Fiscal Policy and the Labour Market: The Effects of Public Sector Employment and Wages

By Pedro Maia Gomes

http://d.repec.org/n?u=RePEc:iza:izadps:dp5321&r=dge

I build a dynamic stochastic general equilibrium model with search and matching frictions and two sectors in order to study the labour market effects of public sector employment and wages. Public sector wages plays an important role in achieving the efficient allocation. High wages induce too many unemployed to queue for public sector jobs, while if they are low, the government faces recruitment problems. The optimal steady-state wage premium depends mainly on the labour market friction parameters. In response to technology shocks, it is optimal to have procyclical public sector wages.
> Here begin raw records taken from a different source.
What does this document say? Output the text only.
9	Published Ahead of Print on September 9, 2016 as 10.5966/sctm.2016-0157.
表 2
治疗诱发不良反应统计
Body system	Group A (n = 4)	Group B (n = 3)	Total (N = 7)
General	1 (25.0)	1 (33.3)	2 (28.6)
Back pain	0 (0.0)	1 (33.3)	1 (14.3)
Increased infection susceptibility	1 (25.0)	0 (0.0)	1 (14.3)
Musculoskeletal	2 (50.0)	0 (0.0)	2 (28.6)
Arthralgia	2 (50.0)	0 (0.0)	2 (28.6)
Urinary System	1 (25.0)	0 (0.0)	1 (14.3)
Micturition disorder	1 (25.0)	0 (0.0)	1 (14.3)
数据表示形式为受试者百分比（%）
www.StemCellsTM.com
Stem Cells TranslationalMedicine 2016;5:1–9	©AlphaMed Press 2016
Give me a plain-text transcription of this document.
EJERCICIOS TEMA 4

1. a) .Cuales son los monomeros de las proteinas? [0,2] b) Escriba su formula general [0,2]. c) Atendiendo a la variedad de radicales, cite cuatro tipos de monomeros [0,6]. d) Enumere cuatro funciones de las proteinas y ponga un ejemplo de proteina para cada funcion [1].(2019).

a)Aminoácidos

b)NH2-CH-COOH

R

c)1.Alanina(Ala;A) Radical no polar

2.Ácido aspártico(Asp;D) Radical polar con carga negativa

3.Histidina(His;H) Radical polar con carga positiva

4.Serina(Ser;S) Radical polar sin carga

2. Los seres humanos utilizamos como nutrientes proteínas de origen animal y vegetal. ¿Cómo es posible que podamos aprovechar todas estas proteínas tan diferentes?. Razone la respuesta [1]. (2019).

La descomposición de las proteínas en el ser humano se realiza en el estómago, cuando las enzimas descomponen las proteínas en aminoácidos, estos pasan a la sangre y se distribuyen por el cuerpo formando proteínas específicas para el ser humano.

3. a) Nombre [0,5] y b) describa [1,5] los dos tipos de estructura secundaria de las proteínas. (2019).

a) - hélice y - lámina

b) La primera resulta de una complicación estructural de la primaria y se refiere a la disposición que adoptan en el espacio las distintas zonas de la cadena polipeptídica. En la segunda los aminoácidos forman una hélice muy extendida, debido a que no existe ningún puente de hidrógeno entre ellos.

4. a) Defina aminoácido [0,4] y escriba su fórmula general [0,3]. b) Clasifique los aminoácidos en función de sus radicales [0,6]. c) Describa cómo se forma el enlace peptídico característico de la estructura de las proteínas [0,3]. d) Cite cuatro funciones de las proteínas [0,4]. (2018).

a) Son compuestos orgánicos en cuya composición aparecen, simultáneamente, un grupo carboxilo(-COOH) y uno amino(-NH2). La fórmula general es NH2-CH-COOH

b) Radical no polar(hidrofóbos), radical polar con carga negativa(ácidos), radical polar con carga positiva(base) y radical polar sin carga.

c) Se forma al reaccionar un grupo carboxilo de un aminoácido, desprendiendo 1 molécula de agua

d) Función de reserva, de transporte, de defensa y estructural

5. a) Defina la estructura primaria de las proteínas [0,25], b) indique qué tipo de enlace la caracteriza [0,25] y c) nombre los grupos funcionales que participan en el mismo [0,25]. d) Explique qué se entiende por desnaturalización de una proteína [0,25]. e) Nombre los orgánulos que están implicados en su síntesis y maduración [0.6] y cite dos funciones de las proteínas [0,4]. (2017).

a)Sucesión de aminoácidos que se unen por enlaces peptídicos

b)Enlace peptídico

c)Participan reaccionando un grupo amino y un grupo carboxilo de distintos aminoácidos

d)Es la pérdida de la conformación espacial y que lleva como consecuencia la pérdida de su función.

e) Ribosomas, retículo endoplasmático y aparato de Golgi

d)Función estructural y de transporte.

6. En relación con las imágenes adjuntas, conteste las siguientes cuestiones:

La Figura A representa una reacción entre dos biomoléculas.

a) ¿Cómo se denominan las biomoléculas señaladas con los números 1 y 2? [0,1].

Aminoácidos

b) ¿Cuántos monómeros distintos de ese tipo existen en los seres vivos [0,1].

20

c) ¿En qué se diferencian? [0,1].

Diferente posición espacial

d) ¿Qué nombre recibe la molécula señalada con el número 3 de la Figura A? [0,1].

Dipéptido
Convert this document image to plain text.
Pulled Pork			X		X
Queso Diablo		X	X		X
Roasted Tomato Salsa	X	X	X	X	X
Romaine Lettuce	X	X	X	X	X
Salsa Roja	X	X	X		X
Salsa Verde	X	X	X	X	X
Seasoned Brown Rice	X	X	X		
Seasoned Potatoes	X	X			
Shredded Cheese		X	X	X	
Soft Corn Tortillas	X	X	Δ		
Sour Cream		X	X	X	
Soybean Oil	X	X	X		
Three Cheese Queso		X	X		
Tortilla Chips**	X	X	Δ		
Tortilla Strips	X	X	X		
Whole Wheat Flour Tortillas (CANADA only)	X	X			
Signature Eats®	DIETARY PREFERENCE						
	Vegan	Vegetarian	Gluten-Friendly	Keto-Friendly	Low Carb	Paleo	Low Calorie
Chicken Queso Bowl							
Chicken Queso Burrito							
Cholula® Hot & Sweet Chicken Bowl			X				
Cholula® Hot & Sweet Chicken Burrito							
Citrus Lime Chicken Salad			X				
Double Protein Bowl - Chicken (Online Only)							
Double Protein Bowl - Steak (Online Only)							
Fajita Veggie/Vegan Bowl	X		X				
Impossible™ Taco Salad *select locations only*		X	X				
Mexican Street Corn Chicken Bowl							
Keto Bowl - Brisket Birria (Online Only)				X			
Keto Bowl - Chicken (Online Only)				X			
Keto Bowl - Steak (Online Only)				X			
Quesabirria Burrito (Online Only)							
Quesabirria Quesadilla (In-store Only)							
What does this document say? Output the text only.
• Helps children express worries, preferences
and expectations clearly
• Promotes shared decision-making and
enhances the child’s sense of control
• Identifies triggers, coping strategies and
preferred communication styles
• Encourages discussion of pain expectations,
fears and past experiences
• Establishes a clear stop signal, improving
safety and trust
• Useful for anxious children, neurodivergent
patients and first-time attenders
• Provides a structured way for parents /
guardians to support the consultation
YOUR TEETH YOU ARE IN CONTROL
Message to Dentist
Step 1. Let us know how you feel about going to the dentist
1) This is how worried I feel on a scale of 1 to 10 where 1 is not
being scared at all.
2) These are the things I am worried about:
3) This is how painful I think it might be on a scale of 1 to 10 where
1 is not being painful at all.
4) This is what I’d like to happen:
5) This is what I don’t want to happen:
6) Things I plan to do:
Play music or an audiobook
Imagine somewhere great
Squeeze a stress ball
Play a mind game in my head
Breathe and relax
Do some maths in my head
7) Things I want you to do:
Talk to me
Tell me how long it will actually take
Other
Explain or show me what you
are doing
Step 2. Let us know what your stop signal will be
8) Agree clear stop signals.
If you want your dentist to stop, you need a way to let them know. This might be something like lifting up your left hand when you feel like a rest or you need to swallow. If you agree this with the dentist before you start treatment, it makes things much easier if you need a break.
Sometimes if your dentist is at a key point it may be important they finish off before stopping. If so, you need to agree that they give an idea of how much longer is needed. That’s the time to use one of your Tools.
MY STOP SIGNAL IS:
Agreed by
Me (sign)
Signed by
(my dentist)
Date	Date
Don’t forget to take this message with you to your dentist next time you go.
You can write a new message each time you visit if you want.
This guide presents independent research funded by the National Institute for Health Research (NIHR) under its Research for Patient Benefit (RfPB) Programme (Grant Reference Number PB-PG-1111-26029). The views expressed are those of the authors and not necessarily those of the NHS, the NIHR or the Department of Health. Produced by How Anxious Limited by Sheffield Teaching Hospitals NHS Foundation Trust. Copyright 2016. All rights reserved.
Deviations from the optimal policy can increase the volatility of unemployment significantly. Public sector wage and employment shocks have mixed effects on unemployment. A wage shock raises the unemployment rate, while a reduction in the separations lowers it. Hiring more people can increase or decrease the unemployment rate. All shocks raise the wage and crowd out employment in the private sector. In the empirical part, I employ Bayesian methods to estimate the parameters of the model for the United States. I find that the direct search mechanism between the two sectors is an important element to explain business cycle fluctuations of the labour market variables.

When we think about public employment policy, we usually debate whether the government should be hiring countercyclically to smooth out aggregate employment fluctuations. This paper looks at wage policy and claims it should be procyclical so as to decrease queues for public sector jobs in recessions. This is pretty much what happens in the US states that have mandatory balanced budget requirements. I would not have thought about this way of justifying this constraint without this interesting paper.